Russia on Monday said it had suspended a humanitarian corridor to deliver key Ukrainian grains to global markets, hours before the agreement’s expiry.
First inked in July 2022, the U.N.-brokered Black Sea Grain Initiative has been repeatedly elongated in short increments, amid increasing discontent from Russia over perceived restrictions that limit the full dispatch of its own grain and fertilizer exports. Russian head of state Vladimir Putin reiterated these complaints over a weekend call with South African President Cyril Ramaphosa, saying — according to a Google-translated report from the Kremlin — that the key objective of supplying grain to countries in need, including those on the African continent, had not been achieved under the Black Sea Grain Initiative.
The Black Sea grain initiative was set up to abate a global food crisis, after Moscow launched a full-scale invasion of fellow key grain exporter and neighbor Ukraine. It was set to lapse on Monday at midnight, Istanbul time.
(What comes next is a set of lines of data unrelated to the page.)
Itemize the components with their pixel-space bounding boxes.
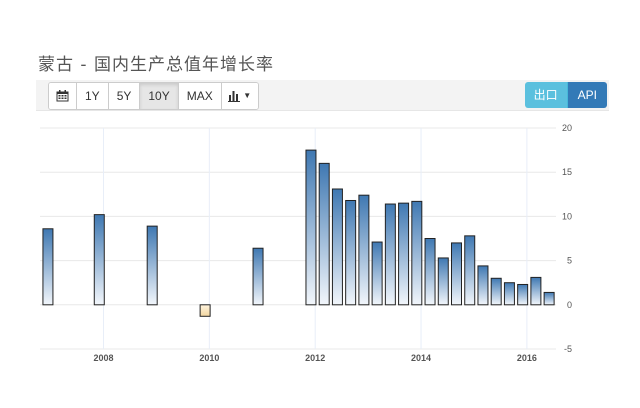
bar[interactable] [331,188,343,306]
export-button[interactable]: 出口 [524,82,568,108]
y-axis-ticks: 20 15 10 5 0 -5 [562,123,572,354]
bar[interactable] [252,247,264,306]
bar[interactable] [503,282,515,306]
range-button-max[interactable]: MAX [178,83,222,109]
chevron-down-icon: ▼ [243,91,252,100]
y-tick-label: 5 [567,256,572,266]
chart-type-dropdown[interactable]: ▼ [221,83,258,109]
grid-lines [40,127,556,350]
bar[interactable] [464,235,476,306]
chart-toolbar: 1Y 5Y 10Y MAX ▼ 出口 API [36,80,609,111]
bar[interactable] [530,276,542,306]
bar[interactable] [345,199,357,306]
x-tick-label: 2014 [411,353,431,363]
bar[interactable] [437,257,449,306]
bar[interactable] [384,203,396,306]
y-tick-label: -5 [564,344,572,354]
bar[interactable] [398,202,410,306]
x-tick-label: 2010 [199,353,219,363]
bar[interactable] [146,225,158,306]
range-button-5y[interactable]: 5Y [108,83,141,109]
calendar-icon [56,90,69,102]
range-button-1y[interactable]: 1Y [77,83,109,109]
range-button-10y[interactable]: 10Y [140,83,179,109]
x-axis-ticks: 2008 2010 2012 2014 2016 [93,353,536,363]
bar[interactable] [490,277,502,306]
range-button-group: 1Y 5Y 10Y MAX ▼ [48,82,259,110]
bar[interactable] [93,214,105,306]
bar[interactable] [517,283,529,306]
bars [42,149,555,317]
x-tick-label: 2016 [517,353,537,363]
calendar-button[interactable] [49,83,77,109]
x-tick-label: 2012 [305,353,325,363]
bar[interactable] [543,291,555,306]
y-tick-label: 15 [562,167,572,177]
bar[interactable] [318,162,330,306]
bar[interactable] [199,304,211,317]
bar[interactable] [424,238,436,306]
bar[interactable] [477,265,489,306]
bar[interactable] [451,242,463,306]
page-title: 蒙古 - 国内生产总值年增长率 [38,55,274,75]
y-tick-label: 10 [562,211,572,221]
bar[interactable] [358,194,370,306]
bar[interactable] [42,228,54,306]
x-tick-label: 2008 [93,353,113,363]
bar[interactable] [411,200,423,306]
api-button[interactable]: API [567,82,607,108]
bar[interactable] [305,149,317,306]
y-tick-label: 0 [567,300,572,310]
export-group: 出口 API [524,82,607,108]
y-tick-label: 20 [562,123,572,133]
bar-chart-icon [228,91,241,102]
bar[interactable] [371,241,383,306]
“The Black Sea agreements ceased to be valid today. As the President of the Russian Federation said earlier, the deadline is July 17. Unfortunately, the part relating to Russia in this Black Sea agreement has not been implemented so far. Therefore, its effect is terminated,” Kremlin spokesperson Dmitry Peskov said, in Google-translated comments reported by Russian state news agency Tass on Monday.
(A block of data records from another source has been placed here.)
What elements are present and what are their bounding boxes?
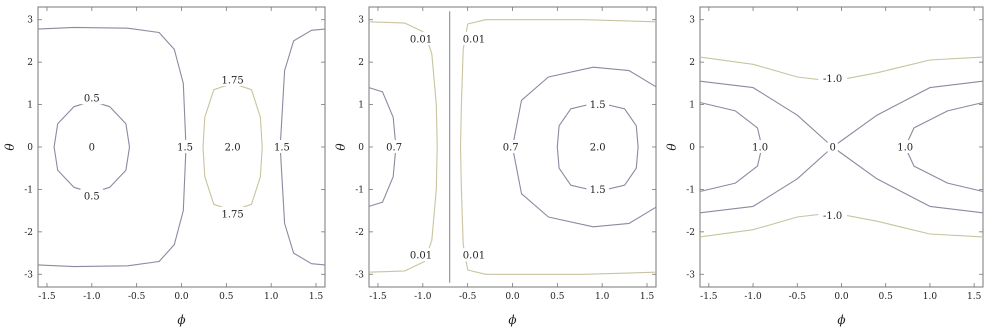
y-axis-title: θ (3, 143, 17, 151)
x-tick-label: 0.0 (505, 292, 520, 302)
contour-label: 1.5 (177, 143, 193, 154)
contour-label-bg (586, 182, 610, 196)
y-tick-label: 1 (358, 101, 364, 111)
y-tick-label: -1 (355, 185, 364, 195)
contour-label-bg (86, 140, 97, 153)
contour-label-bg (218, 72, 248, 86)
plot-panel-1: 0 0.5 0.5 1.5 2.0 1.75 1.75 1.5 -1.5 -1.0 -0.5 0.0 0… (3, 6, 326, 327)
x-tick-label: -0.5 (789, 292, 807, 302)
contour-label-bg (406, 248, 436, 262)
contour-label: -1.0 (823, 211, 842, 222)
contour-label-bg (586, 97, 610, 111)
contour-label: 1.75 (221, 210, 243, 221)
contour-label: 0.5 (84, 94, 100, 105)
x-tick-label: 1.0 (264, 292, 279, 302)
y-tick-label: 2 (358, 58, 364, 68)
contour-label-bg (382, 140, 406, 153)
x-tick-label: 1.0 (923, 292, 938, 302)
contour-label: 0.7 (503, 143, 519, 154)
y-tick-label: -3 (24, 270, 33, 280)
y-axis-title: θ (665, 143, 679, 151)
y-tick-label: -1 (686, 185, 695, 195)
contour-label: 0.01 (410, 34, 432, 45)
x-tick-label: -1.0 (83, 292, 101, 302)
contour-label: 2.0 (225, 143, 241, 154)
contour-label: 0 (829, 143, 835, 154)
x-tick-label: 0.5 (879, 292, 894, 302)
contour-label-bg (827, 140, 838, 153)
x-tick-label: -1.0 (414, 292, 432, 302)
contour-label-bg (893, 140, 917, 153)
contour-line (368, 21, 438, 273)
contour-label-bg (270, 140, 294, 153)
contour-label: 1.5 (590, 100, 606, 111)
x-tick-label: 1.5 (967, 292, 982, 302)
contour-label: 1.0 (897, 143, 913, 154)
x-axis-title: ϕ (177, 313, 185, 327)
y-tick-label: 3 (689, 16, 695, 26)
y-tick-label: 1 (27, 101, 33, 111)
contour-label-bg (80, 188, 104, 202)
y-tick-label: -2 (24, 228, 33, 238)
contour-label-bg (748, 140, 772, 153)
x-tick-label: 0.5 (550, 292, 565, 302)
y-tick-label: 1 (689, 101, 695, 111)
plot-panel-3: -1.0 -1.0 1.0 0 1.0 -1.5 -1.0 -0.5 0.0 0.5 1.0 1.5 -… (665, 6, 984, 327)
x-tick-label: -1.5 (38, 292, 56, 302)
contour-label-bg (221, 140, 244, 153)
y-tick-label: 0 (689, 143, 695, 153)
contour-label: -1.0 (823, 74, 842, 85)
y-tick-label: 2 (689, 58, 695, 68)
y-tick-label: 2 (27, 58, 33, 68)
plot-frame (699, 6, 984, 288)
x-tick-label: -1.5 (369, 292, 387, 302)
contour-label: 0.7 (386, 143, 402, 154)
contour-label-bg (586, 140, 610, 153)
y-tick-label: -2 (355, 228, 364, 238)
contour-label: 0 (89, 143, 95, 154)
contour-label: 0.01 (463, 251, 485, 262)
contour-label: 1.0 (752, 143, 768, 154)
contour-label-bg (818, 208, 848, 222)
contour-label: 2.0 (590, 143, 606, 154)
contour-label: 0.01 (463, 34, 485, 45)
x-tick-label: -0.5 (128, 292, 146, 302)
contour-label: 1.5 (274, 143, 290, 154)
y-tick-label: 3 (27, 16, 33, 26)
contour-line (459, 19, 657, 275)
x-tick-label: 1.0 (595, 292, 610, 302)
x-axis-title: ϕ (508, 313, 516, 327)
contour-label: 0.01 (410, 251, 432, 262)
x-tick-label: -1.0 (744, 292, 762, 302)
contour-label-bg (173, 140, 197, 153)
contour-label-bg (80, 91, 104, 105)
x-tick-label: -0.5 (459, 292, 477, 302)
contour-label: 1.5 (590, 185, 606, 196)
contour-label: 1.75 (221, 75, 243, 86)
x-tick-label: 0.0 (174, 292, 189, 302)
y-tick-label: -1 (24, 185, 33, 195)
y-tick-label: -3 (355, 270, 364, 280)
y-tick-label: 0 (358, 143, 364, 153)
contour-label-bg (459, 31, 489, 45)
contour-label-bg (218, 207, 248, 221)
y-axis-title: θ (334, 143, 348, 151)
plot-panel-2: 0.01 0.010.01 0.010.7 0.71.51.52.0-1.5 -1.0-… (334, 6, 657, 327)
x-tick-label: 0.0 (834, 292, 849, 302)
contour-label-bg (818, 71, 848, 85)
x-tick-label: 1.5 (640, 292, 655, 302)
y-tick-label: -2 (686, 228, 695, 238)
contour-label-bg (459, 248, 489, 262)
x-tick-label: -1.5 (700, 292, 718, 302)
x-tick-label: 1.5 (309, 292, 324, 302)
y-tick-label: 0 (27, 143, 33, 153)
x-axis-title: ϕ (837, 313, 845, 327)
contour-label-bg (406, 31, 436, 45)
contour-label-bg (499, 140, 523, 153)
y-tick-label: -3 (686, 270, 695, 280)
y-tick-label: 3 (358, 16, 364, 26)
x-tick-label: 0.5 (219, 292, 234, 302)
contour-label: 0.5 (84, 191, 100, 202)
Moscow has officially notified Ankara, Kyiv, and the U.N. secretariat that it opposed extending the initiative, Tass cited Russian Foreign Ministry spokeswoman Maria Zakharova as saying on a Google-translated Telegram post of the news organization.
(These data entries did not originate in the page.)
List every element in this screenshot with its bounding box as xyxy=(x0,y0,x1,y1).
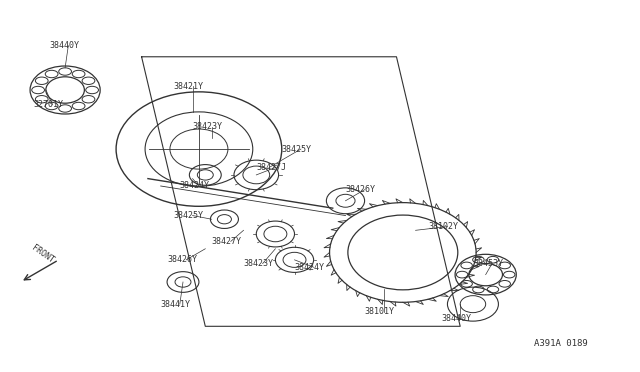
Text: 38423Y: 38423Y xyxy=(193,122,223,131)
Text: 32701Y: 32701Y xyxy=(33,100,63,109)
Text: 38424Y: 38424Y xyxy=(180,182,210,190)
Text: 38441Y: 38441Y xyxy=(161,300,191,309)
Text: 38426Y: 38426Y xyxy=(167,255,197,264)
Text: 38440Y: 38440Y xyxy=(441,314,471,323)
Text: 38427J: 38427J xyxy=(256,163,286,172)
Text: 38102Y: 38102Y xyxy=(428,222,458,231)
Text: FRONT: FRONT xyxy=(30,244,56,265)
Text: 38423Y: 38423Y xyxy=(244,259,273,268)
Text: 38426Y: 38426Y xyxy=(346,185,376,194)
Text: 38427Y: 38427Y xyxy=(212,237,242,246)
Text: 38453Y: 38453Y xyxy=(473,259,503,268)
Text: 38421Y: 38421Y xyxy=(173,82,204,91)
Text: 38425Y: 38425Y xyxy=(173,211,204,220)
Text: 38424Y: 38424Y xyxy=(294,263,324,272)
Text: A391A 0189: A391A 0189 xyxy=(534,340,588,349)
Text: 38425Y: 38425Y xyxy=(282,145,312,154)
Text: 38440Y: 38440Y xyxy=(49,41,79,50)
Text: 38101Y: 38101Y xyxy=(365,307,395,316)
“Only if concrete results are received, not promises and assurances, will Russia be ready to consider resuming the ‘deal’,” the Russian Ministry of Foreign Affairs said in a Monday statement on Facebook, according to a Google translation. It stressed that the agreement expires on July 18 and was only “directed to serve the narrow self-interests” of Kyiv and its Western allies.
Peskov said that Moscow’s objection to prolonging the grain deal was communicated even before an explosion on the Crimean bridge that reportedly killed two and halted traffic — which Russian-backed officials have called a “terrorist attack” and blamed on Ukraine.
The European Union has condemned the Kremlin’s withdrawal from the agreement.
“I strongly condemn Russia’s cynical move to terminate the Black Sea Grain Initiative, despite UN & T?rkiye’s efforts,” European Commission President Ursula van der Leyen said on Twitter on Monday. “EU is working to ensure food security for the world’s vulnerable.”
Wheat’s at stake
Wheat prices jumped 3.5% as the news broke.
“Ukraine will now be forced to export most of its grains and oilseeds through its land borders and Danube ports. This will significantly drive up transportation costs and pile further pressure on Ukrainian farmers’ profits. The knock-on effect of this is it could prompt them to plant less next season, placing further pressure on supplies going forward,” said Rabobank Head of the Agri Commodities Markets Carlos Mera in emailed comments.
Simon Evenett, a professor of international trade and economic development at the University of St. Gallen, said that Russia’s announcement is the “coup de grace on a deal that was on its last legs.”
“Shipments have been falling steadily this year,” he added.
The grain pact allowed the export of commercial food and fertilizer supplies, including ammonia, from three Ukrainian ports in the Black Sea – Odesa, Chornomorsk and Pivdennyi, previously known as Yuzhny.
Cargo ships proceed through the agreed humanitarian corridor to Istanbul, one of the busiest ports of Turkey, whose administration under President Recep Tayyip Erdogan has been deeply immersed in the negotiations.
Following the announcement, Erdogan on Monday expressed his belief that his Kremlin counterpart Putin wants to continue the Black Sea Grain Initiative, hailing the agreement as a diplomatic success, according to a Google translation of comments reported by Turkish state news agency Anadolu on Telegram. Erdogan added he will hold phone talks with Putin on the topic ahead of their anticipated in-person meeting in August, and that the Turkish and Russian foreign ministers will likewise discuss the agreement.
Erdogan’s entreaties may enjoy a frosty reception, after Turkey last week dealt an indirect blow to Moscow by finally endorsing the NATO membership bid of Sweden during a meeting of the military alliance in Vilnius, Lithuania.
“Russia would have you believe it is being forced to end a deal that, in fact, it benefits from – a deal designed to alleviate some of the global consequences of its war of choice,” Michael Carpenter, U.S. ambassador to the Organization for Security and Cooperation in Europe, said on July 13, estimating that over 32 million tons of grain and food reached global markets to date as a result of the deal.
The Russian Rusgrain union said on Telegram that it plans to continue supplying its customers as part of its commitment to fight world hunger, irrespective of the Ukraine deal development.
“All contractual obligations of Russian grain exporters will be fulfilled,” it said, according to a Google translation.